The period is treated chronologically - from the growth of anticommunism and the consequent race to develop nuclear weapons during the Truman administration to the defeat of Richard Nixon by John F. Kennedy as the presidency of Dwight Eisenhower ended.

Halberstam focuses on the leading characters in this social, political, economic, and cultural history: physicists J. Robert Oppenheimer and Edward Teller, Sens. Joseph McCarthy and Estes Kefauver, popular writers Mickey Spillane and Grace Metalious, Gen. Douglas MacArthur, automaker Alfred Sloan, developer William Levitt, fast-food entrepreneurs Dick and Maurice MacDonald, motel-builder Kemmons Wilson, entertainers Milton Berle and Lucille Ball, filmmaker Elia Kazan, sex-researcher Alfred Kinsey, cultur al iconclasts Allan Ginsburg and Jack Kerouac, cultural icons Marilyn Monroe and Elvis Presley, FBI director J. Edgar Hoover, civil rights leader Martin Luther King Jr., publisher Hugh Hefner, broadcaster John Chancellor, feminist Betty Friedan, quiz-show-scandal figure Charles Van Doren, and many more.

The early '50s was a time when returning servicemen became civilians eager to work, make money, buy their own home and car, and start families. For women, however, the period represented a step back in some ways. Used to working outside the home during the war, they now were expected to concentrate exclusively on homemaking and raising children.

Such trends were accompanied (and in some cases accelerated) by increasing mobility, the isolation of new suburbs, and growing consumerism. These, together with advances in technology, added to a weakening of extended family ties, which in turn allowed young people to strike out culturally and socially.

Internationally, the US became a superpower - pushing militarily beyond the Soviet Union (although the launch of Sputnik and alleged "missile gap" made it seem otherwise) while intervening forcefully in Guatemala and Iran and preparing to do so in Cuba and Vietnam.

One can argue that both the best and worst of contemporary American society saw their most important evolution in the 1950s: greater tolerance and equality of opportunity, but also pervasive materialism spurred by new advertising techniques.
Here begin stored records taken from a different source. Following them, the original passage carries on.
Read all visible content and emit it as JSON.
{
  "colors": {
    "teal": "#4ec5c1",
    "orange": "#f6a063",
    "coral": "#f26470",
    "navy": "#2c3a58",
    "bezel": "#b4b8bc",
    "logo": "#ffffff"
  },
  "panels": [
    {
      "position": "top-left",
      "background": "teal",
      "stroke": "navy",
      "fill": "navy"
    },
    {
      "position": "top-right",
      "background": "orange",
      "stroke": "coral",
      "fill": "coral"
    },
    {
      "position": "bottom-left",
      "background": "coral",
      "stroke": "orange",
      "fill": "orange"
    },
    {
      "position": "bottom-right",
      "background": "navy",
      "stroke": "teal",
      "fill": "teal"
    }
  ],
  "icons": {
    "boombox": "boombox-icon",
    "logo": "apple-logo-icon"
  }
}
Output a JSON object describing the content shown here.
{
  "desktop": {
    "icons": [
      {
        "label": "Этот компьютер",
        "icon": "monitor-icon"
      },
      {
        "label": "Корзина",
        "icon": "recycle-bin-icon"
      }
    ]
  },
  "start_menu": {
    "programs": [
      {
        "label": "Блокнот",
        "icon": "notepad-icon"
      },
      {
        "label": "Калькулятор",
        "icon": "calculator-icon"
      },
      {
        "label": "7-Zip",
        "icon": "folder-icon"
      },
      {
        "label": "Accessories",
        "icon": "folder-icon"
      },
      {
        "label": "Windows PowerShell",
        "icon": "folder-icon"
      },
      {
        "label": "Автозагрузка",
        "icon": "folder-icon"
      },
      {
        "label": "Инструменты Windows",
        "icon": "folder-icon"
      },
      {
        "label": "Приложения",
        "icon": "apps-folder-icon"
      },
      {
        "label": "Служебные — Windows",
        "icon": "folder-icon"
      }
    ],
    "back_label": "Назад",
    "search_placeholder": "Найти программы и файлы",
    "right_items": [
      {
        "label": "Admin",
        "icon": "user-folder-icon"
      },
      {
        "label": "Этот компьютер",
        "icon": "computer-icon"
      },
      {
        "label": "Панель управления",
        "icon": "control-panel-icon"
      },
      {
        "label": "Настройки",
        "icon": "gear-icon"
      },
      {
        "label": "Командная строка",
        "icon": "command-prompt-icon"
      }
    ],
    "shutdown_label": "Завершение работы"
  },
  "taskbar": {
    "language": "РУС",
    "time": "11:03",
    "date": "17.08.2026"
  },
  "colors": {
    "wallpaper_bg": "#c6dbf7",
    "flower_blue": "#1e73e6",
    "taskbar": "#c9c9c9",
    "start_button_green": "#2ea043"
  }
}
And in both cases, there was one critical tool - television.

As Halberstam sees it, "perhaps the single most important moment in the decade" was the Supreme Court's 1954 decision in Brown v. the Board of Education. It was, he writes, "the moment that separated the old order from the new and helped create the tumultuous era just arriving." He continues:

"It instantaneously broadened the concept of freedom, and by and large it placed the Court on a path that tilted it to establish rights to outsiders; it granted them not only greater rights and freedoms but moral legitimacy, which they had previously lacked. This had a profound effect on the growing and increasingly powerful communications industry in the United States. Because of Brown, reporters for the national press, print and now television, felt emboldened to cover stories of racial prejudice. Thos e blacks who went into the streets in search of greater freedom found that in this new era, they were not only covered but treated with respect and courtesy by journalists. Brown v. Board of Education was just the beginning of a startling new period of change, not just in the area of civil rights, but in all aspects of social behavior. One era was ending and another beginning."

Seen from three decades later, the '50s is a pivotal decade. David Halberstam has done an outstanding journalistic job of proving this.

One relatively minor criticism of "The Fifties": Despite the length, I would have appreciated a concluding essay summing up the decade and its significance. But Halberstam has left the facts to speak for themselves.